Nello sviluppo di questo “vecchio trucco” concorrono, volontariamente, tutti i sotterfugi mediatici preparati dalla macchina da guerra ideologica borghese per aggiungere il proprio tocco di infamie e canagliate a cottimo, specialmente se sono utili a criminalizzare le lotte sociali o i movimenti di massa che cercano di contribuire al superamento dello stato comatoso in cui il neoliberismo ha sprofondato il Messico. Perfino il democratico più disciplinato sarebbe accusato di “destabilizzazione” se a questo potere servile verso l’impero gli venisse voglia di calpestarlo o linciarlo mediaticamente. Ricordiamo l’esempio di Salvatore Allende.
Quello che Peña in realtà ha fatto è un discorso di avvertimento, per comunicare che il suo “progetto” non si fermerà e questo sì che ha destinatari precisi, ossia gli interessati che negoziano la vendita della PEMEX e di altre molte ricchezze strategiche del Messico.
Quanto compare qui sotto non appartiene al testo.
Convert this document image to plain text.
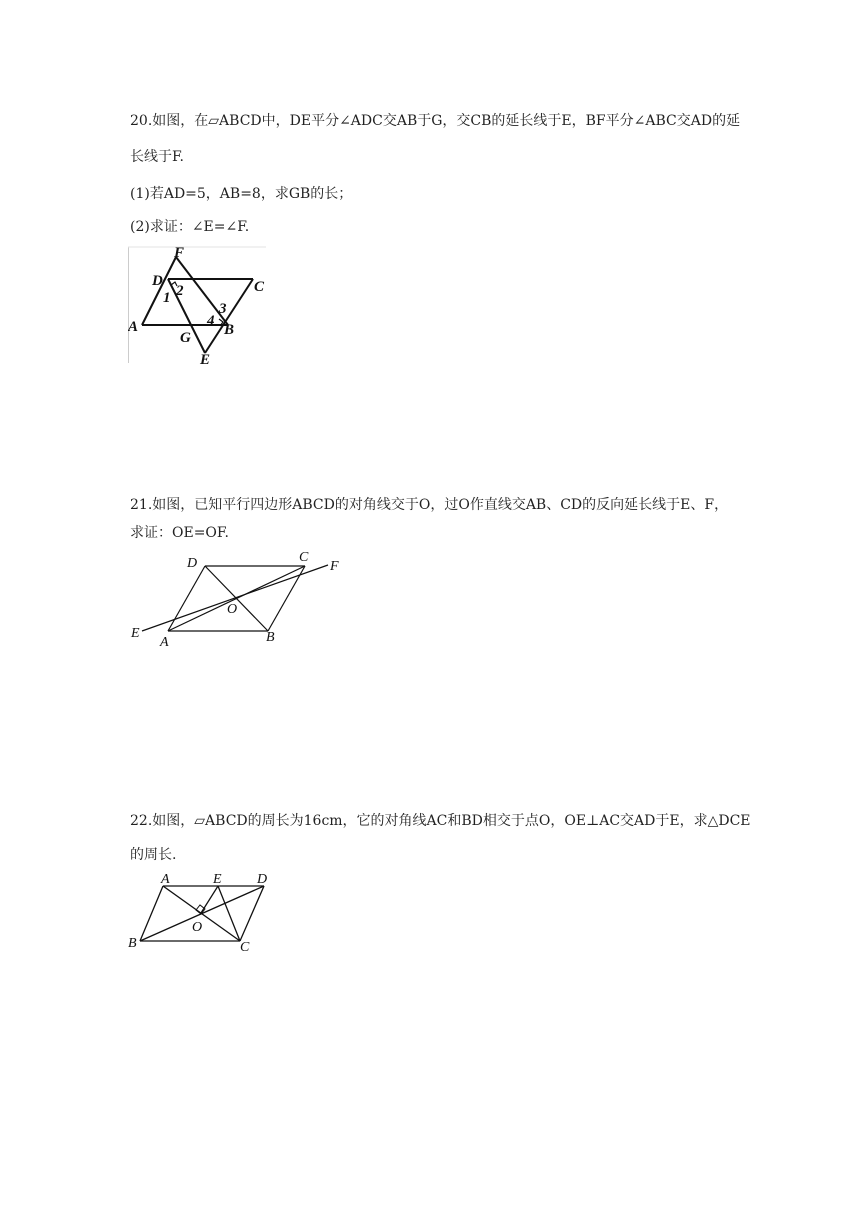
20.如图，在▱ABCD中，DE平分∠ADC交AB于G，交CB的延长线于E，BF平分∠ABC交AD的延
长线于F.
(1)若AD=5，AB=8，求GB的长；
(2)求证：∠E=∠F.
F
D	C
A
G B
E
1 2
3
4
21.如图，已知平行四边形ABCD的对角线交于O，过O作直线交AB、CD的反向延长线于E、F，
求证：OE=OF.
D	C
F
O
E
A	B
22.如图，▱ABCD的周长为16cm，它的对角线AC和BD相交于点O，OE⊥AC交AD于E，求△DCE
的周长.
A	E	D
O
B	C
Gli avranno chiesto un gesto per tranquillizzare i mercati. O meglio chi comanda i mercati.
Tutta l’energia profusa dalle sue mascelle e dalla sua sintassi polverosa, non si è vista nelle ore in cui un paese intero continuava a domandarsi: dove stanno i 43 studenti desaparecidos? Chi sono gli autori morali e materiali di questo crimine? Quando ci spiegheranno perché hanno tardato tanto per intervenire in questa tragedia e chi è responsabile dell’inefficienza di quell'intervento tardivo sporcato da negoziati elettoralistici? Che Giustizia ci sarà (rapida e giusta) per i genitori delle vittime...di tutte le vittime assassinate (140.000); di tutti i desaparecidos (30.000); di tutti gli espropriati delle proprie terre, abitazioni e case di origine (300.000)? Nel fiume di parole di denuncia retorica di Peña Nieto, con la sua idea di “destabilizzazione”, non c’è stato né un secondo, né una frase che rispondesse alla domanda di tutte le domande:
Dove stanno i 43? Non ha mostrato alcun interesse o attenzione per la principale e più urgente esigenza di queste ore. Semplicemente ha cercato di passare per vittima di non si sa chi o che cosa. Insistiamo. Vivi li hanno portati via...vivi li rivogliamo!